Assignments
This page describes each graded component for the semester. Most of your grade is earned in class — attendance, Q&A panels, simulations, quizzes, and the midterm. The take-home portion is three short empirical homeworks. Details for each homework live on its own page; check the due dates carefully.
Grade at a glance
The course is worth 300 points total, with 80% earned in class.
| Component | Points | How it works |
|---|---|---|
| Attendance | 20 | 1 pt per check-in (cap at 20) |
| Q&A panel | 45 | Rubric-scored when you are drawn to the panel |
| Q&A audience | 30 | 2 pts per question asked (cap at 30) |
| Simulations | 25 | Play + reflection, best 5 of 7 |
| Quizzes | 60 | Best 5 of 6, in-class, auto-graded |
| Midterm | 60 | One in-class exam |
| Empirical homework | 60 | Best 2 of 3, 30 pts each |
Every in-class component has more opportunities than you need for full credit, so an occasional absence or off day will not sink your grade. The syllabus has the complete policy.
Empirical homework
Three homeworks, 30 points each, and only your best two count — so one can be dropped. Each is due by midnight on its Friday deadline. Late homeworks lose 2% per day.
- Homework 1 — Adverse Selection in Real Markets (due Sep 25)
- Homework 2 — Physician Agency and Payment Changes (due Oct 9)

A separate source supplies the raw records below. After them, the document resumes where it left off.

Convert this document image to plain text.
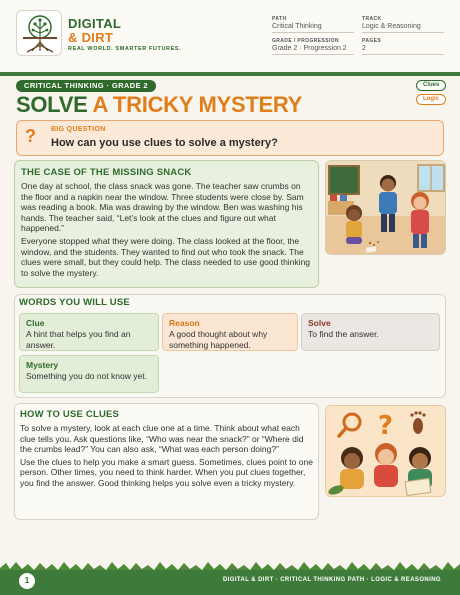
DIGITAL
& DIRT
REAL WORLD. SMARTER FUTURES.
PATH
Critical Thinking
TRACK
Logic & Reasoning
GRADE / PROGRESSION
Grade 2 · Progression 2
PAGES
2
CRITICAL THINKING · GRADE 2
SOLVE A TRICKY MYSTERY
Clues
Logic
? BIG QUESTION
How can you use clues to solve a mystery?
THE CASE OF THE MISSING SNACK

One day at school, the class snack was gone. The teacher saw crumbs on the floor and a napkin near the window. Three students were close by. Sam was reading a book. Mia was drawing by the window. Ben was washing his hands. The teacher said, “Let’s look at the clues and figure out what happened.”

Everyone stopped what they were doing. The class looked at the floor, the window, and the students. They wanted to find out who took the snack. The clues were small, but they could help. The class needed to use good thinking to solve the mystery.

WORDS YOU WILL USE
Clue
A hint that helps you find an answer.
Reason
A good thought about why something happened.
Solve
To find the answer.
Mystery
Something you do not know yet.
HOW TO USE CLUES

To solve a mystery, look at each clue one at a time. Think about what each clue tells you. Ask questions like, “Who was near the snack?” or “Where did the crumbs lead?” You can also ask, “What was each person doing?”

Use the clues to help you make a smart guess. Sometimes, clues point to one person. Other times, you need to think harder. When you put clues together, you find the answer. Good thinking helps you solve even a tricky mystery.

?
1	DIGITAL & DIRT · CRITICAL THINKING PATH · LOGIC & REASONING
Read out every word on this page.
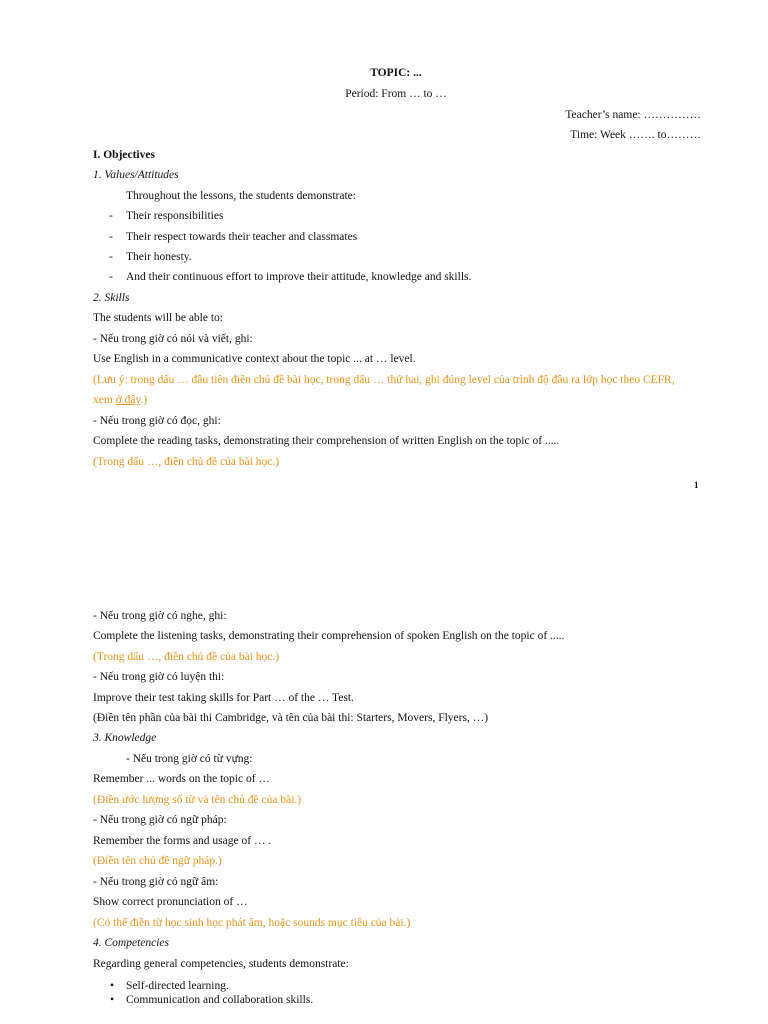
TOPIC: ...
Period: From … to …
Teacher’s name: ……………
Time: Week ……. to………
I. Objectives
1. Values/Attitudes
Throughout the lessons, the students demonstrate:
- Their responsibilities
- Their respect towards their teacher and classmates
- Their honesty.
- And their continuous effort to improve their attitude, knowledge and skills.
2. Skills
The students will be able to:
- Nếu trong giờ có nói và viết, ghi:
Use English in a communicative context about the topic ... at … level.
(Lưu ý: trong dấu … đầu tiên điền chủ đề bài học, trong dấu … thứ hai, ghi đúng level của trình độ đầu ra lớp học theo CEFR,
xem ở đây.)
- Nếu trong giờ có đọc, ghi:
Complete the reading tasks, demonstrating their comprehension of written English on the topic of .....
(Trong dấu …, điền chủ đề của bài học.)
1
- Nếu trong giờ có nghe, ghi:
Complete the listening tasks, demonstrating their comprehension of spoken English on the topic of .....
(Trong dấu …, điền chủ đề của bài học.)
- Nếu trong giờ có luyện thi:
Improve their test taking skills for Part … of the … Test.
(Điền tên phần của bài thi Cambridge, và tên của bài thi: Starters, Movers, Flyers, …)
3. Knowledge
- Nếu trong giờ có từ vựng:
Remember ... words on the topic of …
(Điền ước lượng số từ và tên chủ đề của bài.)
- Nếu trong giờ có ngữ pháp:
Remember the forms and usage of … .
(Điền tên chủ đề ngữ pháp.)
- Nếu trong giờ có ngữ âm:
Show correct pronunciation of …
(Có thể điền từ học sinh học phát âm, hoặc sounds mục tiêu của bài.)
4. Competencies
Regarding general competencies, students demonstrate:
• Self-directed learning.
• Communication and collaboration skills.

- Homework 3 — Hospital Competition and Pricing (due Nov 13)
These are empirical only. The theory for each module is assessed in class, through quizzes and the midterm. The homeworks are where you work with real health care data.
You are required to use an AI coding assistant — GitHub Copilot is free with your Emory GitHub account, or use the tool of your choice. Let it write the R or Python. The mechanical coding is assumed to be free now, which is exactly why these assignments ask for genuine data work rather than the pre-cleaned, Excel-friendly exercises of past years. Your job is not to produce code. Your job is to direct the tool, check what it returns, and interpret it as a health economist. The AI will frequently hand you a confident, clean, and wrong answer, and catching that is the point of the assignment.
Submit a rendered notebook (Quarto, R Markdown, or Jupyter) containing your code, its output, and your written answers. Each part is worth 3 points:
- 3 points: correct, with sound economic reasoning
- 2 points: close, minor error or thin reasoning
- 1 point: attempted but the economic judgment is missing or wrong
- 0 points: no work, or the unexamined AI output pasted in
Somewhere in each notebook you must include a verification note: one specific point where the AI’s first output was wrong, incomplete, or misleading, and an explanation in economic terms of how you knew. “It ran without errors” does not count.
Quizzes
Six short quizzes over the semester, best five count (one is dropped). They are timed, taken in class, and auto-graded through our course platform. Quizzes carry the lighter theory for each module — definitions and one-step applications — so keeping up with the readings and slides is enough to do well.
Midterm
One in-class exam worth 60 points, covering the heavier theory and derivations. This is the place to show your work and earn partial credit. There is no final exam. Documented absences can be made up; otherwise the midterm has no built-in slack, so plan for the date on the schedule.
In-class participation
Attendance, Q&A panels, Q&A audience questions, and simulations together make up 120 points and are all handled in class through our course platform.
- Attendance — check in at the start of class for 1 point, up to 20.
- Q&A panels — on discussion days a few students are drawn at random to a panel and scored on a short rubric for how well their contribution draws on the assigned material.
- Q&A audience — ask a question through the hand-raise queue for 2 points, up to 30 over the semester.
- Simulations — play the in-class simulation and submit a short reflection on your own decisions; the best five of seven count.
The mechanics of each are explained in class and in the syllabus.